First, the decor is beyond compare, situated in an old stone barn located on a 1000 acre working farm and former Rockefeller estate. As a result, it is also one of the purest farm-to-table experiences you will ever encounter, because said farm is literally right outside your dining room window.

And speaking of the dining room, it so beautifully done you can’t help but notice the modernity paying homage to the building’s purpose in a former life.

But this looker is also one of substance, because head to toe, they don’t miss a trick. Phenomenal service every time I’ve been, which is at least six to ten times, stellar food and a sense of presentation that has grown over the years to what can only be described as a culinary journey.

It starts with a custom-made mini trellis placed before each guest, decorated with fresh weeds from the garden. Yes, weeds. These are to be dragged through herbal spreads, also created with ingredients from the garden. Is this course delicious you ask? Well, it’s not bad. But the novelty of eating weeds and actually finding that you enjoy it makes it worth the price of admission. But the journey is only in its opening credits, so don’t get worried just yet.

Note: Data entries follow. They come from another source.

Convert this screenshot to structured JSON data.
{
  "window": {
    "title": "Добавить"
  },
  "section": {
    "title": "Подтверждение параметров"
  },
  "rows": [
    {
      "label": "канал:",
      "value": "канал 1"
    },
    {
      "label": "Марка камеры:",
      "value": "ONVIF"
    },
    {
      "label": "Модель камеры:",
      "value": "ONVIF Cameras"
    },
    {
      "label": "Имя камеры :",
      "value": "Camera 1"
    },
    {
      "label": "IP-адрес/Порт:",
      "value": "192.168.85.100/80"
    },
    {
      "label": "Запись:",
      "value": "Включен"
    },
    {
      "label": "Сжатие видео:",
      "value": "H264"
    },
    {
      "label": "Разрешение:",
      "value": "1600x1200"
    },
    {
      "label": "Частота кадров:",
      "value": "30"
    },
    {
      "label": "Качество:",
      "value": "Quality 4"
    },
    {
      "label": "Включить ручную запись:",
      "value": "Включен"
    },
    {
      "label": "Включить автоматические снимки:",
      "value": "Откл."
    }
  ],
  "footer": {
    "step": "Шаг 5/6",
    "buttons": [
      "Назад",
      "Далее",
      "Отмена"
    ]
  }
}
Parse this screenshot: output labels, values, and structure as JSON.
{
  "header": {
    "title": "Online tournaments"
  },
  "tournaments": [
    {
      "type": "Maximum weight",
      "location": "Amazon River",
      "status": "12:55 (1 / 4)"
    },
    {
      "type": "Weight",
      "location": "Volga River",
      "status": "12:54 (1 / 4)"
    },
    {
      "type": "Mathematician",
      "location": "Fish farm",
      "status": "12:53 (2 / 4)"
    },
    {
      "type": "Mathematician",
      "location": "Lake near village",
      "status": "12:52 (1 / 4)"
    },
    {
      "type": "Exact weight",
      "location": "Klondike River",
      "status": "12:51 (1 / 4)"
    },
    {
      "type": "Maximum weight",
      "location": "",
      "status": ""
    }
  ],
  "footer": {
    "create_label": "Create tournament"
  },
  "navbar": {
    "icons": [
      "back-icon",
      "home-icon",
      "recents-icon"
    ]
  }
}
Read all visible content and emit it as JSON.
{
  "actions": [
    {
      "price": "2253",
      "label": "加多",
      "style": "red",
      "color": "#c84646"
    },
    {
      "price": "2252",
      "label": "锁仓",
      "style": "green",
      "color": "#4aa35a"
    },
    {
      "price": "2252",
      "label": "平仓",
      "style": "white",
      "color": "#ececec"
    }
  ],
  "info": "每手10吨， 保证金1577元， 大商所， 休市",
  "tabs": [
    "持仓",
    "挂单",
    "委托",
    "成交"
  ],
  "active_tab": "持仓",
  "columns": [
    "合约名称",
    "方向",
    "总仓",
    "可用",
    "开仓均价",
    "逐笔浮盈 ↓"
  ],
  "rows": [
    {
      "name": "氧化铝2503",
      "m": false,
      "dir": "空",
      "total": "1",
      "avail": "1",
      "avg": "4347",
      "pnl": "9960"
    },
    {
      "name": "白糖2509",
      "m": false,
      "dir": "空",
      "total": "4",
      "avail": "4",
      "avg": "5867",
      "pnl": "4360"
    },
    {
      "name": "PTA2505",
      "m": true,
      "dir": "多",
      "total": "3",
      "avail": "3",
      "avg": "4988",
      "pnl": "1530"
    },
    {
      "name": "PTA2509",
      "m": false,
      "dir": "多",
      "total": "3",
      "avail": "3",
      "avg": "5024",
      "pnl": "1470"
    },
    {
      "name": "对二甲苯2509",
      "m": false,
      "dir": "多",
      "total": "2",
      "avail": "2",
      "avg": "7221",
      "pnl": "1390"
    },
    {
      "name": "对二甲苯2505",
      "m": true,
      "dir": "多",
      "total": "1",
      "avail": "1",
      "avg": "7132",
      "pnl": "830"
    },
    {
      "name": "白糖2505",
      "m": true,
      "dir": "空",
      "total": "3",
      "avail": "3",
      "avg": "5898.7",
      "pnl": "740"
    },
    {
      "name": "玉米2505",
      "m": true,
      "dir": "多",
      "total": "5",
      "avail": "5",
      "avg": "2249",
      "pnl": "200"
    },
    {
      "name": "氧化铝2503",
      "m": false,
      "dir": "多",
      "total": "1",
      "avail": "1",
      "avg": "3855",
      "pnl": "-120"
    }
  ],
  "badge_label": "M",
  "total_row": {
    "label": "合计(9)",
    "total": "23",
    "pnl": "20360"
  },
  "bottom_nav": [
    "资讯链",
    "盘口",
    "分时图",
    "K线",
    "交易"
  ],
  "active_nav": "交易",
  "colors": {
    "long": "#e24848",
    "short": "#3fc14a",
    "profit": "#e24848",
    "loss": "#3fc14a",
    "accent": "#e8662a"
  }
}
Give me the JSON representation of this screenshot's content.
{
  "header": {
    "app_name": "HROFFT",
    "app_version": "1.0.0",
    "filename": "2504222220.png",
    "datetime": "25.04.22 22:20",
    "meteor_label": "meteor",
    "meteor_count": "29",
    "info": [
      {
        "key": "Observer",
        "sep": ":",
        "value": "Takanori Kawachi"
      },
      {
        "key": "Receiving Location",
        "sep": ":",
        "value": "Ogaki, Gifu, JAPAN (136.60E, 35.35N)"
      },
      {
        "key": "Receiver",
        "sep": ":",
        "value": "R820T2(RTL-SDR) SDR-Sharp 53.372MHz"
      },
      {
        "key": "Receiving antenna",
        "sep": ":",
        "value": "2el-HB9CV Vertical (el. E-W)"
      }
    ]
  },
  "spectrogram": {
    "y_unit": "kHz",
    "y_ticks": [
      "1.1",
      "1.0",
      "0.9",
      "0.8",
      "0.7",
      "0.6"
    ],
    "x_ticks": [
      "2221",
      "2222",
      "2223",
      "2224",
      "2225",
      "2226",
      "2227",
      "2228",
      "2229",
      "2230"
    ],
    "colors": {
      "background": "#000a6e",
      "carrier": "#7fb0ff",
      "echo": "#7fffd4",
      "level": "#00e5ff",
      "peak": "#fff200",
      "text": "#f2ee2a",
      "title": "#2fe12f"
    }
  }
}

Some stand-outs worthy of note in their very seasonally-oriented, ever-changing menu (should your visit happen to coincide) would be their ricotta souffle- so incredibly light it was like biting into a cloud. Another memorable dish was the foie gras consumé – just perfection in a bowl. Even a frequent amuse bouche of theirs makes my all time favorite list – it’s a roasted mini beet burger – so good we usually ask for seconds… and get them. Did I mention I love the waiters here.

Two other honorable mentions in meals past, the pumpkin gnocci – sounds heavy, but was much lighter than you’d expect and mouth bronzing good. And last but not least, a staple there, and perhaps the one dish they always seem to have, their salad with the farm fresh egg on top. The egg is so fresh it’s like you’re eating it right out of the hen’s ass. Okay, that doesn’t very appetizing, but I promise you’ll love it.

In fact the only thing not to love about Blue Hill is that you can’t eat there every day for the rest of your life. You can, however, eat at the Blue Hill in the city, which is also one of favorite restaurants on Earth.